Some obvious and not-so-obvious devices to show linear perspective in a landscape.
Perhaps the least obvious, but just as important, are somewhat random-looking strokes on the ground plane that conform to the linear perspective by pointing to a vanishing point. Especially when you have a foreground that doesn’t have much in it, it can be difficult to make it look like it’s level ground. (Or inclined, if that’s what you’re trying to depict) In some cases, the up and down strokes used to describe grass in the foreground end up making the entire foreground vertical, like a face of a cliff. Strokes that suggest a vanishing point will not only help the ground lie flat, but it will contribute to the sense of depth.

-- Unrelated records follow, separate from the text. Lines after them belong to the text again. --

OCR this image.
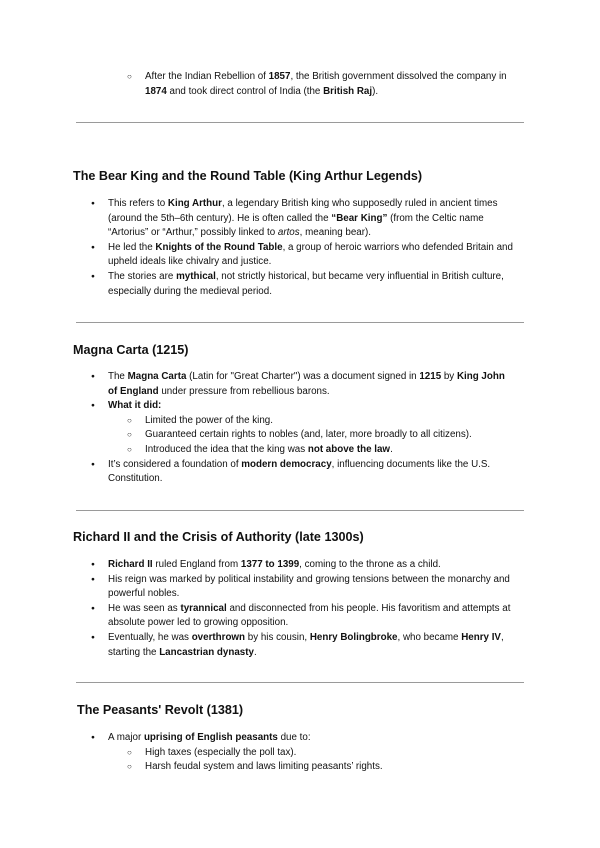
○ After the Indian Rebellion of 1857, the British government dissolved the company in 1874 and took direct control of India (the British Raj).
The Bear King and the Round Table (King Arthur Legends)
● This refers to King Arthur, a legendary British king who supposedly ruled in ancient times (around the 5th–6th century). He is often called the “Bear King” (from the Celtic name “Artorius” or “Arthur,” possibly linked to artos, meaning bear).
● He led the Knights of the Round Table, a group of heroic warriors who defended Britain and upheld ideals like chivalry and justice.
● The stories are mythical, not strictly historical, but became very influential in British culture, especially during the medieval period.
Magna Carta (1215)
● The Magna Carta (Latin for "Great Charter") was a document signed in 1215 by King John of England under pressure from rebellious barons.
● What it did:
○ Limited the power of the king.
○ Guaranteed certain rights to nobles (and, later, more broadly to all citizens).
○ Introduced the idea that the king was not above the law.
● It’s considered a foundation of modern democracy, influencing documents like the U.S. Constitution.
Richard II and the Crisis of Authority (late 1300s)
● Richard II ruled England from 1377 to 1399, coming to the throne as a child.
● His reign was marked by political instability and growing tensions between the monarchy and powerful nobles.
● He was seen as tyrannical and disconnected from his people. His favoritism and attempts at absolute power led to growing opposition.
● Eventually, he was overthrown by his cousin, Henry Bolingbroke, who became Henry IV, starting the Lancastrian dynasty.
The Peasants' Revolt (1381)
● A major uprising of English peasants due to:
○ High taxes (especially the poll tax).
○ Harsh feudal system and laws limiting peasants’ rights.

Losing edges between tree masses.
We’ve been talking about some of the things that go into creating a more complex, believable visual environment. But not all the tools are about adding complexity. Some are about editing out the unnecessary elements. Simplifying the design strengthens the impact, and one of the most useful tools to move in that direction, is to combine shapes by losing edges between them.
In my painting, many of the dark tree masses connect, creating fewer shapes rather than a whole bunch of little tree shapes. Our eye doesn’t have a problem perceiving the trees as we intend them to be, even if the combined mass look more like blobs and strips. The context informs the viewer what these abstract shapes are, so we don’t need to give them unnecessary information by painting each individual tree, branch and leaf.
The shapes being connected don’t necessarily need to be same types of objects, like tree and another tree; you can connect tree and grass, grass and barn, shadow on the side of the barn to the shadow cast on the ground… any two shapes with similar value can be connected.
Sometimes, the shapes need to be separated, even if they’re similar in value. It all depends on whether losing the edge there strengthens or confuses the image. You want your statement to be clear, but if connecting certain shapes creates a silhouette of a poodle (or whatever) that completely misleads the viewer, then may be you want to avoid that.
OK, that’s about all I wanted to say about this painting. If you are a beginner and found this information overwhelming, let me tell you that I’ve been there, I know. And so has every great painter. They’ve all had to learn the basics, one canvas at a time. It just takes lots of practice. But remember, mindlessly going through the motions doesn’t count towards your canvas mileage. You have to be aware of what it is you’re trying to achieve in each painting. If you are, you’re more likely to spot mistakes, or elements that don’t contribute to your aim. And if you can spot them, you can fix them.